The play-call has been the topic of second-guessing throughout the NFL, but had Seattle elected to hand the ball to Marshawn Lynch, who moved Seattle to the 1-yard-line on a 4-yard first down carry, or tried to go play-action and freeze the linebackers, it likely wouldn’t have been the scoring play that fans would have looked back on for years to come.
The play that put Seattle within striking distance of repeating as world champions was a 33-yard pass to Jermaine Kearse in which the ball was juggled and deflected before ultimately landing in Kearse’s lap with over a minute to play. Immediately, the flashbacks to Super Bowl XLII were occurring for fans in the greater Boston area.
In Super Bowl XLII, New York Giants’ quarterback Eli Manning escaped pressure and fired downfield to David Tyree, who made a one-handed catch clinching the football to the side of his helmet for a 32-yard gain.
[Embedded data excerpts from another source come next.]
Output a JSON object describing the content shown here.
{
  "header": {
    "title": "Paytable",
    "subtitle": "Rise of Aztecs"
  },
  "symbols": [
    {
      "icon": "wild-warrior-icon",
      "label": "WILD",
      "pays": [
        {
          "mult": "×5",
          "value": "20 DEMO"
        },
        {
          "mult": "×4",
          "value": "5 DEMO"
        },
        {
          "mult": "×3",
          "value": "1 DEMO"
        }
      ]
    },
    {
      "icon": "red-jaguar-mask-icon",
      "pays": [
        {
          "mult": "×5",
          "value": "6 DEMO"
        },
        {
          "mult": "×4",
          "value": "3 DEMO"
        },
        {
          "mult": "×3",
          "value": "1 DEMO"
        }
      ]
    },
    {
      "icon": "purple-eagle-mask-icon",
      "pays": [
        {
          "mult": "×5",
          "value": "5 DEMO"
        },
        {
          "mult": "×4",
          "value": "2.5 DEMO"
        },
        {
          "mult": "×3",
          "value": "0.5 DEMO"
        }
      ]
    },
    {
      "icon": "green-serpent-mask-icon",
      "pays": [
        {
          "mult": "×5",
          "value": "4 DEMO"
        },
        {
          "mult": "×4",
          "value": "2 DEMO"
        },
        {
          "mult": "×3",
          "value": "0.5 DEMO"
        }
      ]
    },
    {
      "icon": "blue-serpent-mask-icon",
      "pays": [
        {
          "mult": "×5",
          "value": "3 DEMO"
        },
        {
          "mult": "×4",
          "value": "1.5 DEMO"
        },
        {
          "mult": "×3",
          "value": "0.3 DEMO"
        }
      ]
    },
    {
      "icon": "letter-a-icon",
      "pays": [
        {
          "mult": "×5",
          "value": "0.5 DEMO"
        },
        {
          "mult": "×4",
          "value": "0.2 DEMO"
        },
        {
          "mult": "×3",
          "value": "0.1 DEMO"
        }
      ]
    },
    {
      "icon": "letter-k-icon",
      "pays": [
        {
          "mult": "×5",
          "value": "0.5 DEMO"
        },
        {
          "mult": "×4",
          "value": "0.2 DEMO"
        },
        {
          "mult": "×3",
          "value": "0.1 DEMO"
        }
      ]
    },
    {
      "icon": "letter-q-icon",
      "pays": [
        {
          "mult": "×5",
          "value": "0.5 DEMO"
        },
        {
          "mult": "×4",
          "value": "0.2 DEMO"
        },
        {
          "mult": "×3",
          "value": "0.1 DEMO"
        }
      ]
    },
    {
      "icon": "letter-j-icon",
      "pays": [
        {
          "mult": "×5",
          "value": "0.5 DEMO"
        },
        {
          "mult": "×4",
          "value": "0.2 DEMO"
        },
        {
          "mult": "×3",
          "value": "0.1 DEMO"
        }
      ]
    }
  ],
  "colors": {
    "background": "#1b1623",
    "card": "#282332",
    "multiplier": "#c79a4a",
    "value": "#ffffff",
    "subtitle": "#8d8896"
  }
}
The Giants scored four plays later on a 13-yard Manning pass to Plaxico Burress to upset the Patriots 17-14 and end their perfect season, but it’s the Tyree catch that sticks out from that contest and not the scoring play.
The Giants beat the Patriots again in Super Bowl XLVI, 21-17. Ahmad Bradshaw fell into the end zone for the game-winning touchdown, but it was again a miraculous catch by a New York receiver that made the comeback possible.
The Giants trailed 17-15 and were backed up to their own 12-yard-line when Manning fired deep for Mario Manningham, who caught the pass on the sideline near midfield and made a terrific tip-toe to stay in bounds. Eight plays later, the Giants were in the end zone and 57 football seconds after that, they were world champions for a second time in five years.
Thanks to a questionable play-call and a timely interception by Malcolm Butler on Sunday, the New England Patriots were able to avoid being on the losing end of a Super Bowl scoreboard for the third straight time. Tom Brady was able to tie Terry Bradshaw and Joe Montana for the most Super Bowl victories ever by a starting quarterback and Bill Belichick drew even with Chuck Noll for the most ever by a head coach.
Seattle offensive coordinator Darrell Bevell’s play-call will be scrutinized the entire offseason as the Seahawks narrowly missed becoming the first team in a decade to repeat as Super Bowl champions. But as close as Seattle came to hoisting the Lombardi Trophy for a second straight year, the Patriots finally made the play they had hoped for in their previous two Super Bowl appearances.
Kearse’s juggling catch turned out not to be the dagger for New England on Sunday and the sting in the Pacific Northwest is sure to last awhile. Had New England not felt that same sting twice in the previous seven seasons however, Brady, Belichick and the Patriots would be 6-time world champions and unarguably the greatest dynasty ever.